Hi, Sounds like more mindless PC stuff to me. That Computer scientist
count in binary , is no mindless accident. The terms binary digits or
bits and bytes a group of 8 bits was coined back in the 1940's as well
as octal. A term first used for 8 pin vacuum tubes (or valves). While
hex came into use in the late 1950's/ early1960's. All quite straight
forward and understandable as digital hardware, from tube to LSI counts
in 1s and 0s. And ithe terminology was derived by practical and
practicing Electronic Engineers by the application of good sound common
and not by some faceless mindless obfuscation PC "committee". Also the
adoption of kilobytes for 1024 and M or 1024x1024, follows from the
intrinsic nature of the binary scales. Thus I suggest it is not
illiteracy but knowledge that produced and will perpetuate this
terminology. I also venture it is those who would interfere who lack
knowledge. Once upon a time "standards" [when they were written in
California and Cambridge, by on the job engineers/scientists where about
clarification. Now they are about obfuscation and the stupidities of the
PC morons. The sooner this SI is given the "deep six" the better. Common
sense says it will be ignore, while real engineers get on with real
engineering.
paul at clubi.ie wrote:
> On Thu, 1 May 2008, James McBoyle wrote:
>>> While the original language meanings may differ, computing has been
>> built around the names having base two as their base. Customers are
>> right to get angry with people about this (I know this has been
>> something I've been arguing about since I got my first winchester
>> drive) and should demand things be marked correctly.

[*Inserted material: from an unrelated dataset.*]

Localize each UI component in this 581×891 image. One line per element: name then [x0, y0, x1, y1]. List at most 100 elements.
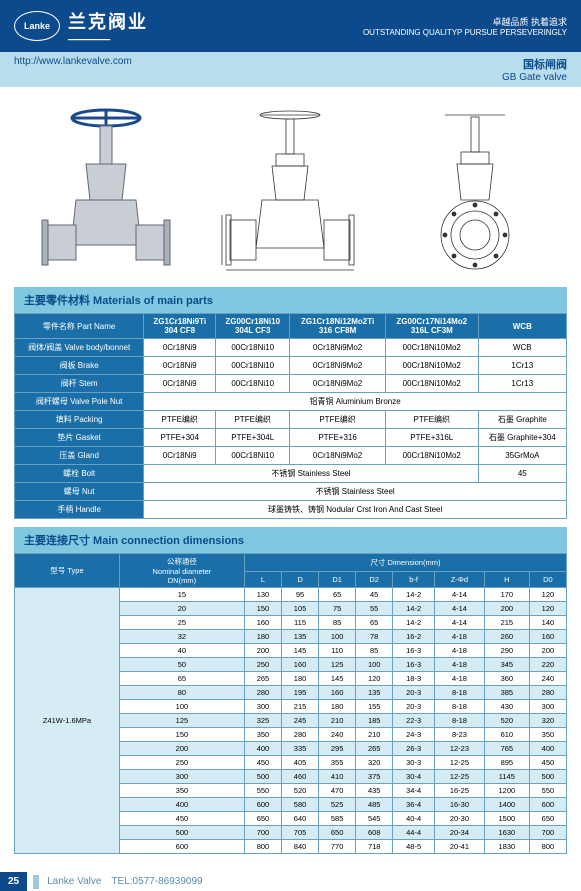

>> The disk drive vendors have done this since year dot. You can't really
> blame them for the stupidity of computer scientists and (even worse)
> *engineers* co-opting existing terminology in incompatible ways.
>> The only sane change that can be demanded is to adopt new and
> unambigious prefixes for the (2^10)^n ones. (And for the bike-shed
> objectors to the chosen prefixes: too late, tough).